The impacts of geothermal power plant emissions on terrestrial ecosystems in contrasting bio-climatic zones

Opponents are dr. Filippo Bussotti, Professor at Università degli Studi di Firenze, Dept. of Agri-Food Production and Environmental Sciences, Section of Plant and Soil Sciences, and dr. Bergur Sigfússon, specialist in geothermal research at OR (Reykjavík Energy).

Supervisors are dr. Ingibjörg Svala Jónsdóttir, Professor at the Faculty of Life and Environmental Sciences at the University of Iceland, and dr. Þráinn Friðriksson, geochemist at ÍSOR and energy specialist within ESMAP at the World Bank. The doctoral committee also includes dr. Sigurður H. Magnússon, Plant Ecologist at the Icelandic Institute of Natural History.

The ceremony will be chaired by dr. Snæbjörn Pálsson, Professor and the Vice Head of the Faculty of Life and Environmental Sciences at the University of Iceland.

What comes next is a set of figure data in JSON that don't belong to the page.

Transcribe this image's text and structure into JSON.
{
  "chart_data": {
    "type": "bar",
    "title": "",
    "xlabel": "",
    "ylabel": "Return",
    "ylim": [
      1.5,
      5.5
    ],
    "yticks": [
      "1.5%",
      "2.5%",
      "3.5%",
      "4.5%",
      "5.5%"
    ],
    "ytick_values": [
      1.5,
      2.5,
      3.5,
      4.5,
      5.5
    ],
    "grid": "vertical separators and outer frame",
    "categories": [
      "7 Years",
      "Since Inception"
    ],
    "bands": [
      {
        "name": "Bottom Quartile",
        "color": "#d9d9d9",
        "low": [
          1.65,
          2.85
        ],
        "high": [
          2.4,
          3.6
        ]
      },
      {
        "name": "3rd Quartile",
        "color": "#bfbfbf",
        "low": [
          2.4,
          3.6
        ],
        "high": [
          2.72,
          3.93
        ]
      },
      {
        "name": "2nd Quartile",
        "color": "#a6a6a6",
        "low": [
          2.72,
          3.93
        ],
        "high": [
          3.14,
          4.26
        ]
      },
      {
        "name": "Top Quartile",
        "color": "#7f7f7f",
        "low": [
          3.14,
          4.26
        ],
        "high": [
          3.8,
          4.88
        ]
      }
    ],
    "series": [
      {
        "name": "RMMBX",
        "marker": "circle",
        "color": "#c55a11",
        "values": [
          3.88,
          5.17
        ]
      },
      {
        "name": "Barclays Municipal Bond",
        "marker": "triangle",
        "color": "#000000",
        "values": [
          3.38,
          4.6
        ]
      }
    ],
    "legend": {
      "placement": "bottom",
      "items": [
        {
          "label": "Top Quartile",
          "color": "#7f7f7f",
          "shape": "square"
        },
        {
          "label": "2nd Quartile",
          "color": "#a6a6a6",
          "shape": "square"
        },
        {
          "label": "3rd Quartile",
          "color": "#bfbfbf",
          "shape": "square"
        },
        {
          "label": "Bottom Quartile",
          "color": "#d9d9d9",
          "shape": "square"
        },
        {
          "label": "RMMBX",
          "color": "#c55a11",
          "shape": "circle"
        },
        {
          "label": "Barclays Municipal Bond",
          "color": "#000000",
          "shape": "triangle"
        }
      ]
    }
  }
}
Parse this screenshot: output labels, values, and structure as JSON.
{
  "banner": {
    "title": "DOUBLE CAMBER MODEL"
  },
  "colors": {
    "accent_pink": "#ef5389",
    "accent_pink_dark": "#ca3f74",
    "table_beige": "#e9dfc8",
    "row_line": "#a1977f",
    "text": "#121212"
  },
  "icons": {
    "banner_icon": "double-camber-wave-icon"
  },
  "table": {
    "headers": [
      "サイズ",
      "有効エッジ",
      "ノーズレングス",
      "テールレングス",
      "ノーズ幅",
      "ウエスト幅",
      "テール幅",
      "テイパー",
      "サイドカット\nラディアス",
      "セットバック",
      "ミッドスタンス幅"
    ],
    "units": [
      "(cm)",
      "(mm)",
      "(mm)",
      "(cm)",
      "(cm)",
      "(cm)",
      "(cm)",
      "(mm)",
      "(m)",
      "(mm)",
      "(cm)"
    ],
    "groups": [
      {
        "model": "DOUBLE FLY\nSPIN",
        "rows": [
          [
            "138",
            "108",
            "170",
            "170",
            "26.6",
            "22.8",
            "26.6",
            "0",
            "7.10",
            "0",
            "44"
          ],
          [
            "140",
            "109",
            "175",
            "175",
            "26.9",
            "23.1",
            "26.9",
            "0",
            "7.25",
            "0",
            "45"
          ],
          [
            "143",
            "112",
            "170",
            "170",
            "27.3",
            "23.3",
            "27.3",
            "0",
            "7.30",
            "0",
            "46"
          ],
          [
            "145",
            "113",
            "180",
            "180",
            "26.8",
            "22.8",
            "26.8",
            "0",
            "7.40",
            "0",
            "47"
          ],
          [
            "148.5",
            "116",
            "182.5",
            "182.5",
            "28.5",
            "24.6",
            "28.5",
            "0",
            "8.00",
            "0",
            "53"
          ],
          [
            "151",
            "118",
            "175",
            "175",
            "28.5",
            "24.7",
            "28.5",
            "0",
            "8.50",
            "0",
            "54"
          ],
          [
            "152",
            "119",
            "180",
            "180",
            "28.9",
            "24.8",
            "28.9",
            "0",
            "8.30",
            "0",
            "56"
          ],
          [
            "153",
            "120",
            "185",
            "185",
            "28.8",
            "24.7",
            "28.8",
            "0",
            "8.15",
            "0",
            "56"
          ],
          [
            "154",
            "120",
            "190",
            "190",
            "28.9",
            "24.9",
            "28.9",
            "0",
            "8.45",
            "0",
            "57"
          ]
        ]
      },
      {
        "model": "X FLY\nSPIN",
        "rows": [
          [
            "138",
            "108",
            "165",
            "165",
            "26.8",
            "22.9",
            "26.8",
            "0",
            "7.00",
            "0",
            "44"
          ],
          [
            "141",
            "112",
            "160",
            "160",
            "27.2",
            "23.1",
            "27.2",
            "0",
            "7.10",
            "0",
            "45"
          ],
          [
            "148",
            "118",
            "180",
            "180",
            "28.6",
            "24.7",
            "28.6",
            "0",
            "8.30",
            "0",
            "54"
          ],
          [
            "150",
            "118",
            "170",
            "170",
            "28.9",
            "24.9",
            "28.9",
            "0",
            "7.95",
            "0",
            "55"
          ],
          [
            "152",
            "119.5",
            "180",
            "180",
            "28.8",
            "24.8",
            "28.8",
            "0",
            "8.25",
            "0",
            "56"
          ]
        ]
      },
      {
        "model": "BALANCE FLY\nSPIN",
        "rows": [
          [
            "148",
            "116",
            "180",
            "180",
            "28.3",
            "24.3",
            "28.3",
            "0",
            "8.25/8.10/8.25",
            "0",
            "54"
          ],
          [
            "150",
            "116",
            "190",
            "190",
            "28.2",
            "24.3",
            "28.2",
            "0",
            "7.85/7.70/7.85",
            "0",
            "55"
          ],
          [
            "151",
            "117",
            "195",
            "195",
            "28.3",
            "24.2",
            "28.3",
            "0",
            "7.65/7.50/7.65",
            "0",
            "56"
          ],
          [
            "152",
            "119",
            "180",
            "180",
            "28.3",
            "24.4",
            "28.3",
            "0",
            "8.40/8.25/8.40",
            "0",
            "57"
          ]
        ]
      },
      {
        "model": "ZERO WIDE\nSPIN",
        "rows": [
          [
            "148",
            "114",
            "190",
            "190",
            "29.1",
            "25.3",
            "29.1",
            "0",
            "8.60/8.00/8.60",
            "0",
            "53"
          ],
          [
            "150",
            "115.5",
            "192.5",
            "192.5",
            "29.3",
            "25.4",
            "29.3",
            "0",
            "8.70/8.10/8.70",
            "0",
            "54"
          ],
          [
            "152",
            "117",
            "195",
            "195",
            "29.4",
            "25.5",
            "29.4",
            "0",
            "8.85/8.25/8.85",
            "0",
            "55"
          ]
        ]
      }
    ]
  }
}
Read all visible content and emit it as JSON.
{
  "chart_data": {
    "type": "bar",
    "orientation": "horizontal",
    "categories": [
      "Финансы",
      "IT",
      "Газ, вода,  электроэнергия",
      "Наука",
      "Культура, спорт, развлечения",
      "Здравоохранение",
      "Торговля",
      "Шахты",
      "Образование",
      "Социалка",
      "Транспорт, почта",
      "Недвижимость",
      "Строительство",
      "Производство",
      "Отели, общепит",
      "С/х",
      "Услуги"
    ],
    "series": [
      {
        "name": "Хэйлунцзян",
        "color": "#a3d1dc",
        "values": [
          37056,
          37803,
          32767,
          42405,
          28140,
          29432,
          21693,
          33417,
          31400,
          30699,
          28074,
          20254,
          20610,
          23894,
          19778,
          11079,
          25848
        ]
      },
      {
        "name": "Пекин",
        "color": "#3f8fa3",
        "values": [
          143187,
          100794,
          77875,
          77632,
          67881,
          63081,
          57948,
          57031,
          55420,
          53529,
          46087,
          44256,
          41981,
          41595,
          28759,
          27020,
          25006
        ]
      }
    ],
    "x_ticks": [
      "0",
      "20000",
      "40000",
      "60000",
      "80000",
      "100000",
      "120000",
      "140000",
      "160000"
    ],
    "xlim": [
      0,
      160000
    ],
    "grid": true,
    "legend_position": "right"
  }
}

Everyone is welcome to attend

Abstract

Very little is known about the ecosystem impacts of emissions from geothermal power plants. The emissions, comprising mainly non-condensable gases (NCGs) i.e. carbon dioxide, hydrogen sulphide, methane and trace elements such as arsenic, boron, antimony and mercury, have the potential to deposit and accumulate in ecosystems. At elevated levels, some NCGs can cause ecosystem stress, especially H2S and the trace elements. The aim of this thesis is to assess the effects of these elements on terrestrial ecosystems around two geothermal areas in contrasting biomes i.e. Kenya and Iceland. 
Dominant plant species around each geothermal study area, Tarchonanthus camphoratus shrub in Kenya and Racomitrium lanuginosum moss in Iceland, were used as bio-indicators and concentrations of sulphur, arsenic, boron, antimony and mercury were mapped in their tissues and soils at increasing distances from the power plants along the prevailing wind direction in field surveys. Patterns of plant growth and health along the same distances and wind direction gradients were also studied to assess any potential effects related to the power plants. Controlled experiments were thereafter carried out on the same plant species to assess in detail the effects of the most abundant phytotoxic NCGs, i.e. H2S gas, on plant growth and health. 
Results of the field surveys and experiments indicated that the main geothermally emitted component, H2S gas, deposits and accumulates in plants and soils. The measured trace element concentrations in plants and soils (from the field surveys): arsenic, boron, antimony and mercury, did not show patterns attributable to the geothermal power plant emissions. Further, results of the surveys in relation to geothermal power plant emissions showed weak indications of effects on Tarchonanthus camphoratus shrub growth and health around the Olkaria geothermal power plants in Kenya, while in Iceland, the growth of Racomitrium lanuginosum moss was reduced around the Hengill geothermal power plants. Additionally, the experiments showed that, 30 µg/L aqueous H2S (10.96 ppm in air) may be a tolerable limit for plants around geothermal power plants in Kenya and Iceland. These findings serve as important baseline data towards environmental monitoring and management around both geothermal power plant areas in Kenya and Iceland; this information is also of utmost importance in advising the public and decision makers in Kenya and Iceland on the ecosystem (terrestrial) impacts of geothermal power plant emissions.